By on November 1, 2011, 12:30 PM

A newly discovered malware threat that targets Mac OS X systems has been found embedded in pirated copies of image editing software Graphic Converter. Known as DevilRobber or Miner-D, this latest piece of malware attempts to steal personal information and uses you machine's GPU to generate Bitcoins, a decentralized digital currency that can be exchanged online by users without the need for an intermediary bank or payment service.

Security vendor Intego says the malware was a combination of a Trojan horse, since it is hidden inside other applications; a backdoor, as it opens ports and can accept commands from command and control servers; a stealer, as it steals data and Bitcoin virtual money; and spyware, as it sends personal data to remote servers.

DevilRobber uses a legitimate mining program to generate Bitcoins, called DiabloMiner, but then sucks them out of the virtual wallet on the user's machine to send elsewhere. There have been other cases of malware designed to steal Bitcoin currency, but this is the first trojan that generates them first. One Bitcoin is currently valued at around US$3.20, and it is a good source of profit for both Bitcoin miners and cybercriminals who steal them.

The process of mining Bitcoins uses significant amounts of processing power, thus it will also reduce a machine's performance while operating.
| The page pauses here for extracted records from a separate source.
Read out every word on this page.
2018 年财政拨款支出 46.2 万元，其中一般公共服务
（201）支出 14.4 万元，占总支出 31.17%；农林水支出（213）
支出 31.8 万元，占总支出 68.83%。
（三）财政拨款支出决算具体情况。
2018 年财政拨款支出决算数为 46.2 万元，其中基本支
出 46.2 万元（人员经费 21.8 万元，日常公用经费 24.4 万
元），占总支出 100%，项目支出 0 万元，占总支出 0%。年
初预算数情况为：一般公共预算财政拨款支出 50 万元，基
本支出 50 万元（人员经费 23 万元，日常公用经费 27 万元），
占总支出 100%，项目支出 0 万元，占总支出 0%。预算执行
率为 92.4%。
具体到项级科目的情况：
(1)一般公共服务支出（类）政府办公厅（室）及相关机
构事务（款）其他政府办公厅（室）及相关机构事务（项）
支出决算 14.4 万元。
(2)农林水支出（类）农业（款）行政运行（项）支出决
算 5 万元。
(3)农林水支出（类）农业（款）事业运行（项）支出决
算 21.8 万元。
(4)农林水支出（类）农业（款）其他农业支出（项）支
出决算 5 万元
In addition, DevilRobber spies on users by taking screen captures and sending them to remote servers. It also attempts to steal usernames and passwords, runs scripts that can copy information from your browsing history and unlocked TrueCrypt data to a dump.txt file, and searches for child pornography cues.

So far, the Trojan has been detected in a torrent download for GraphicConverter version 7.4. It is not known at this time whether other Mac applications available on torrent sites are being bundled with the new malware.

Users are advised to refrain from downloading software via untrusted sources, and use a malware scanner to check their systems. Some recommended malware scanners for the Mac include ClamXavSophos, and VirusBarrier.